Nestlé Waters France a révélé avoir eu recours à des pratiques interdites pour purifier son eau de source et son eau minérale. Mais Radio France et Le Monde estiment ce mea culpa forcé, car les médias enquêtaient depuis plusieurs mois sur le sujet.
Nestlé navigue en eaux troubles. Près de deux ans après l’affaire Buitoni, le numéro un de l’eau minérale en France a fait son mea culpa, reconnaissant avoir utilisé des filtres à charbon actif et un traitement aux ultraviolets, avant de mettre en bouteille l’eau provenant de ses différents puits, a révélé Les Échos dans un article publié le 29 janvier. Ces techniques sont autorisées sur l’eau du robinet et sur les eaux rendues potables par traitement, mais sont interdites sur les eaux de source et les eaux minérales naturelles, rapporte Le Monde dans un article paru le 30 janvier. Nestlé Waters France (Vittel, Perrier, Contrex, Hépar…) indique y avoir eu recours au nom de la sécurité alimentaire de ses produits car les eaux des puits prélevés présentaient des contaminations sporadiques d’origine bactérienne ou chimique. La cause : le dérèglement climatique et le stress hydrique.
La filiale française du géant agroalimentaire helvète a également eu recours pendant des années à une injection de sulfate de fer et de CO 2 industriels, en plus de la microfiltration inférieure aux seuils autorisés, mais aussi des mélanges d’eaux dites minérales ou de source avec de l’eau du réseau, autrement appelée eau du robinet, détaillent Le Monde et Radio France.
Un « mea culpa orchestré », estime Radio France
« Il y a eu des erreurs, conduisant à des enjeux de conformité. Tout en garantissant la sécurité alimentaire, nous avons utilisé des mesures de protection qui n’étaient pas en ligne avec le cadre règlementaire ou avec son interprétation », indique Muriel Lienau, présidente de Nestlé France, citée dans Les Échos. Un mea culpa qui pourrait dégrader l’image publique du géant suisse en France, mais éviterait une situation plus dramatique si des tiers avaient révélé l’affaire… Cependant, Le Monde et la cellule investigation de Radio France indiquent travailler sur une enquête conjointe « depuis plusieurs mois » sur le sujet. « Nestlé savait, à travers les questions que nous lui avions envoyées, [que nous nous apprêtions] à publier une enquête embarrassante révélant la nature de ses pratiques. Cette opération de mea culpa a, en réalité, été orchestrée », écrit Radio France. Les Échos précisent par ailleurs que Nestlé ne précise pas pendant combien de temps la loi a été enfreinte.

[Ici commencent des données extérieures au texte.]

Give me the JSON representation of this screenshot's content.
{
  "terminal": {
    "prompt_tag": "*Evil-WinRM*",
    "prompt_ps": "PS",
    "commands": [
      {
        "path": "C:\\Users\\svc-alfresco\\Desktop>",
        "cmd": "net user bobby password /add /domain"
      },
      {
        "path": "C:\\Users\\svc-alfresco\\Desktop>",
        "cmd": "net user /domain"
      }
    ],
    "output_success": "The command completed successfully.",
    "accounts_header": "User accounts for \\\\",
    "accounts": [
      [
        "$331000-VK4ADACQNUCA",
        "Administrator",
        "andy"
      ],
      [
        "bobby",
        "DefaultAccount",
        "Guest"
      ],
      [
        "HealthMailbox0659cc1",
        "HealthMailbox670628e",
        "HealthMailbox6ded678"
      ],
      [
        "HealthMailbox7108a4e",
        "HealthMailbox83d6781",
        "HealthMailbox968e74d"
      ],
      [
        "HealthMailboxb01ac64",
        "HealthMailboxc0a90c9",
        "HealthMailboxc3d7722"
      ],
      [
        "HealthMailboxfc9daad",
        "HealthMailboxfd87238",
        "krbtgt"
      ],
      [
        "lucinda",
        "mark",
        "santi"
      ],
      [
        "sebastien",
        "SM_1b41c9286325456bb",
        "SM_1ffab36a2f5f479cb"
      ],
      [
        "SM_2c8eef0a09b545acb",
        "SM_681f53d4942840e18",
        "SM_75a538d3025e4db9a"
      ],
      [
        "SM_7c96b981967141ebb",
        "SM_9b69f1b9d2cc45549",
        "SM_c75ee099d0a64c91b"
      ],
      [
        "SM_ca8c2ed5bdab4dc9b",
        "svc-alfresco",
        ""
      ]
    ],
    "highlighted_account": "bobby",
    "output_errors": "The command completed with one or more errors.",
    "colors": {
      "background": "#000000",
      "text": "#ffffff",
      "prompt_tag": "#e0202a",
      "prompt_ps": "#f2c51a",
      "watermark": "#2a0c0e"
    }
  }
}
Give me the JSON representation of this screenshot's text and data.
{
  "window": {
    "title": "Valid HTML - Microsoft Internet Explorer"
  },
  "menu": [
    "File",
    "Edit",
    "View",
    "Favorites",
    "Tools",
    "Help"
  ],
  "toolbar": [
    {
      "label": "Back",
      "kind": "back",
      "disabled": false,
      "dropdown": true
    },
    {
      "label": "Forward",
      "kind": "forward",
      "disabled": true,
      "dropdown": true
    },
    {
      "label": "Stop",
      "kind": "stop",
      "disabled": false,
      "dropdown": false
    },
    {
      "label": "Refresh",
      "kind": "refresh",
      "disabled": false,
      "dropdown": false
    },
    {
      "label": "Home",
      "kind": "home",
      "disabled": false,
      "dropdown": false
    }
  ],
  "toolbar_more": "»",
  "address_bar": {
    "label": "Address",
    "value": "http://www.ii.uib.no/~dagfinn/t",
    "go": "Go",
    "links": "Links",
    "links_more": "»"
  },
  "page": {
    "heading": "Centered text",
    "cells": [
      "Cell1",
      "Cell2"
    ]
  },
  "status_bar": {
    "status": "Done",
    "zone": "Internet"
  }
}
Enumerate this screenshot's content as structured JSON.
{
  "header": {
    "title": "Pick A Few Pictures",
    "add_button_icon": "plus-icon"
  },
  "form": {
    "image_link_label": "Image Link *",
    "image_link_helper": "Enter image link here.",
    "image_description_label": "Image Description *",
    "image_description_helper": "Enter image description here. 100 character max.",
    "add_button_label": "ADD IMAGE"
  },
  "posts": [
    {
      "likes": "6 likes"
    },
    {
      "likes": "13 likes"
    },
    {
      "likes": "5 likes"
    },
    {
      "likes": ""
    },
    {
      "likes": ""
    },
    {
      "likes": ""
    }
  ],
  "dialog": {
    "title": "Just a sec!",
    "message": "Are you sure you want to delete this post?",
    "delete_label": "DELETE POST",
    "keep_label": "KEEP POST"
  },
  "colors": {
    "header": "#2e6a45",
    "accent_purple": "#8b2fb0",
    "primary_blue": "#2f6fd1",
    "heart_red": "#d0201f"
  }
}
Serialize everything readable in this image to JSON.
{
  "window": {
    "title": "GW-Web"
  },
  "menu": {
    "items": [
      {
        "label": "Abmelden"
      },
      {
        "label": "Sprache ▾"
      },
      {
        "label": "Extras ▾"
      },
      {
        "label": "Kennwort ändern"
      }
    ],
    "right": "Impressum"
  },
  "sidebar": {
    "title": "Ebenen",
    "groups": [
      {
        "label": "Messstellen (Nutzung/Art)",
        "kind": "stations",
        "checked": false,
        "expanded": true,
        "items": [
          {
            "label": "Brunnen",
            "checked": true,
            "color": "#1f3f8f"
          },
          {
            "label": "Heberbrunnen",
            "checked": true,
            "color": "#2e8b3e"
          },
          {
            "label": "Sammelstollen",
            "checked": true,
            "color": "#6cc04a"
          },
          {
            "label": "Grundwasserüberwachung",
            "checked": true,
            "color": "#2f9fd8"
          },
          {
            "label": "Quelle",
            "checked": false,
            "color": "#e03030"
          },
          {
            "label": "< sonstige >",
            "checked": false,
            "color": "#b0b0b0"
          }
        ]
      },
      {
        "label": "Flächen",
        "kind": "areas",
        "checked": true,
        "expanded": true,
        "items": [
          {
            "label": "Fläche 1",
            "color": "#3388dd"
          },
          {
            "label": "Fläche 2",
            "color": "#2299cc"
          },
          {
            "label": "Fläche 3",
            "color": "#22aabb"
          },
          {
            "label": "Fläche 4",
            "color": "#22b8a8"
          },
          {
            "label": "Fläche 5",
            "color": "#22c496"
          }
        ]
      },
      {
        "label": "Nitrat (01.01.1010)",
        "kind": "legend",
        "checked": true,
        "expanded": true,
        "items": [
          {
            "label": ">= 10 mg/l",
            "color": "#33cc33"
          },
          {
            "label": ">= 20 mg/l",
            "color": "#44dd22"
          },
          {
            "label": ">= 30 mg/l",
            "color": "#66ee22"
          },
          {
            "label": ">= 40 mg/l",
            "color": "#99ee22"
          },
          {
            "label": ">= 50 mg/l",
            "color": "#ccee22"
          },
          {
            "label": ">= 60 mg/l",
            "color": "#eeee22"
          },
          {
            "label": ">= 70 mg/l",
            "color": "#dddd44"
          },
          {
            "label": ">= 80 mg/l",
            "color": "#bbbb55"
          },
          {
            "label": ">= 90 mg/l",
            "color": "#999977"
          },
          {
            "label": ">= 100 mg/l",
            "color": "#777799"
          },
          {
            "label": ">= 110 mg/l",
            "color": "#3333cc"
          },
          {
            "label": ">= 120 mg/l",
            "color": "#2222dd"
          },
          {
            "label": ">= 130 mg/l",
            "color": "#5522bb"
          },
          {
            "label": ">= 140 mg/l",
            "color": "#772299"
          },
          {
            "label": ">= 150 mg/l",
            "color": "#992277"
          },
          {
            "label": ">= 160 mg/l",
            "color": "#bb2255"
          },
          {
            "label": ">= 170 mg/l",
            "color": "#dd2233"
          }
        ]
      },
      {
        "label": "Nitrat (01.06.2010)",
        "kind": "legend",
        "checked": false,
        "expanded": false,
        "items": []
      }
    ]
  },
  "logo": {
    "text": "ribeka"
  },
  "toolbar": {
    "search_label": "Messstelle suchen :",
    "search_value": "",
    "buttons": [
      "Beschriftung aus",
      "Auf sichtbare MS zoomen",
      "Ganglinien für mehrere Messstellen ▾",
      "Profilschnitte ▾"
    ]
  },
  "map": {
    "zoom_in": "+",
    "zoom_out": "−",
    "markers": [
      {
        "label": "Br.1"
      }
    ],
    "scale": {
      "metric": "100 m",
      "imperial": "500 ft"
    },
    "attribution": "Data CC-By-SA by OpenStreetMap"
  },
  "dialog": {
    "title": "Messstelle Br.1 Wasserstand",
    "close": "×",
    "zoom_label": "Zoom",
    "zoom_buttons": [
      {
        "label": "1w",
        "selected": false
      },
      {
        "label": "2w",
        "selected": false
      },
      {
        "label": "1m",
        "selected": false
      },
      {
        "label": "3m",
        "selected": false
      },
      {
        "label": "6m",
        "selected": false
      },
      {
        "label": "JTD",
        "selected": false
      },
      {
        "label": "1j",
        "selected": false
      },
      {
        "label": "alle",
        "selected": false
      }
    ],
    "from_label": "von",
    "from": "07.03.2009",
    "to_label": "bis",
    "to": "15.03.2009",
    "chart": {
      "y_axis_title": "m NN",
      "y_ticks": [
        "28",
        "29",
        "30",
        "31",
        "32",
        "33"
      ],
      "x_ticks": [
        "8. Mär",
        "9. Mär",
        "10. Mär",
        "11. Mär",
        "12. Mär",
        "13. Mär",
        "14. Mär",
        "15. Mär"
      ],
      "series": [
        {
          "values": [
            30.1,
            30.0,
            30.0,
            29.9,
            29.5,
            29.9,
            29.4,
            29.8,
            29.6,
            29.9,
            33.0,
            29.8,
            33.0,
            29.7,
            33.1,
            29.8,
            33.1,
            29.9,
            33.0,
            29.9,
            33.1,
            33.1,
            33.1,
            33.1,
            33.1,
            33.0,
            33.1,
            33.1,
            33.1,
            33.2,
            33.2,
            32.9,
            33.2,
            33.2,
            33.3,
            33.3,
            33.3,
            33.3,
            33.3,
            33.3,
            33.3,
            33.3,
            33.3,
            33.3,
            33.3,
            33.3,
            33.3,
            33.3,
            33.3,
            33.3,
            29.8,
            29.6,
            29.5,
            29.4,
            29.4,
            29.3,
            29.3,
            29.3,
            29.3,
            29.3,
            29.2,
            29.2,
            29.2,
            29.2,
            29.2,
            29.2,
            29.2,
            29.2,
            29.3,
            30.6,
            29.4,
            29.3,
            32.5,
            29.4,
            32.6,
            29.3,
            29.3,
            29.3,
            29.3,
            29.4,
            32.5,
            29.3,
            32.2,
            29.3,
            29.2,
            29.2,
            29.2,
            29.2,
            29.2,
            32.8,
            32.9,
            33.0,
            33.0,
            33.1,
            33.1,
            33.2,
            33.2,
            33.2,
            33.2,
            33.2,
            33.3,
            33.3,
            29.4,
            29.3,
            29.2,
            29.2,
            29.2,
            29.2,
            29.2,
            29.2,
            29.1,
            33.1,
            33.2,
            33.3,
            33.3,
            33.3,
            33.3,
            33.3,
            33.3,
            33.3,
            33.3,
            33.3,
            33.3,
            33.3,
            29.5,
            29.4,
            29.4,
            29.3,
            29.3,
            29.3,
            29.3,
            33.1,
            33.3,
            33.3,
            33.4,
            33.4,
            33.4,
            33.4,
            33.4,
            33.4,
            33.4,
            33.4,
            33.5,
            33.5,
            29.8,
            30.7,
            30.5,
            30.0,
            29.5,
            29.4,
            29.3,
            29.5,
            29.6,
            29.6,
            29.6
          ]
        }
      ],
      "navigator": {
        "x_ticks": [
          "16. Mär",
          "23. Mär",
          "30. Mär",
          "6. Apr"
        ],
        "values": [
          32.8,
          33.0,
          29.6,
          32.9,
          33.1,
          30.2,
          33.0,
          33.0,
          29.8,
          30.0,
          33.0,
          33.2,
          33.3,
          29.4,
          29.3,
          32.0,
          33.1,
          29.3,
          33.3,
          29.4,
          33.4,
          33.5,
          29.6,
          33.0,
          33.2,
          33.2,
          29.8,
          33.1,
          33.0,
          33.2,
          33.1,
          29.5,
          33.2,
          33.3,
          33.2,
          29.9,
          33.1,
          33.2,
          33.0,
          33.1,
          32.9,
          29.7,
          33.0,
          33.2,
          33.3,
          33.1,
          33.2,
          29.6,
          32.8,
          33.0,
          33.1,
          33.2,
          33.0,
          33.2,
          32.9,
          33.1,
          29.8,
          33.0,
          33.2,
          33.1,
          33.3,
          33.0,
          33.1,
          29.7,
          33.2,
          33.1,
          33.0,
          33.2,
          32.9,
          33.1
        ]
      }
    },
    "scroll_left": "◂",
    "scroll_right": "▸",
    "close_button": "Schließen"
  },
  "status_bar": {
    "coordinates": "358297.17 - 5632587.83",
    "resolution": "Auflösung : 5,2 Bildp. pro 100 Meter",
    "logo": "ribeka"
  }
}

Le gouvernement au courant depuis août 2021
Radio France et Le Monde ajoutent que le gouvernement français serait au courant de ces pratiques illégales depuis août 2021, avant d’ordonner une enquête administrative sur le sujet. Les résultats montrent qu’un tiers des marques françaises d’eau de source et d’eau minérale auraient été, ou seraient encore, en délicatesse avec la règlementation. Une réunion interministérielle avec l’industriel s’est tenue le 22 février 2023, afin de mettre en place un plan d’actions et de transformation des usines de conditionnement d’eau de Nestlé, pour que le groupe se mette en conformité. Le géant suisse a alors investi une cinquantaine de millions d’euros et réalisé dix-huit mois de travaux sur ces deux sites, indique Les Échos. Pendant ce temps, le cabinet de l’ex-première ministre Élisabeth Borne a assoupli la règlementation par voie d’arrêtés préfectoraux. Selon Nestlé, les nouvelles générations de micro-filtres seraient autorisées dans d’autres pays pour maintenir la qualité et la minéralité des eaux, sans pour autant être considérées comme une désinfection.
Mais l’utilisation de cette technologie et la mise en conformité n’ont pas empêché la fermeture de deux puits de Nestlé dans les Vosges en mai 2023, divisant par deux la production de sa marque Hépar. Un plan social concernant 171 salariés a été mis en place sur son site des Vosges (soit 25 % de l’effectif). Si le groupe se félicite de la conformité de « toutes [ses] opérations », Radio France et Le Monde assurent que le système de microfiltration maintenu par le groupe « n’a rien de compatible avec le cadre règlementaire ». Ingrid Kragl, directrice de l’information de FoodWatch a, quant à elle, annoncé le 30 janvier, sur France Inter, que l’ONG porterait plainte pour tromperie.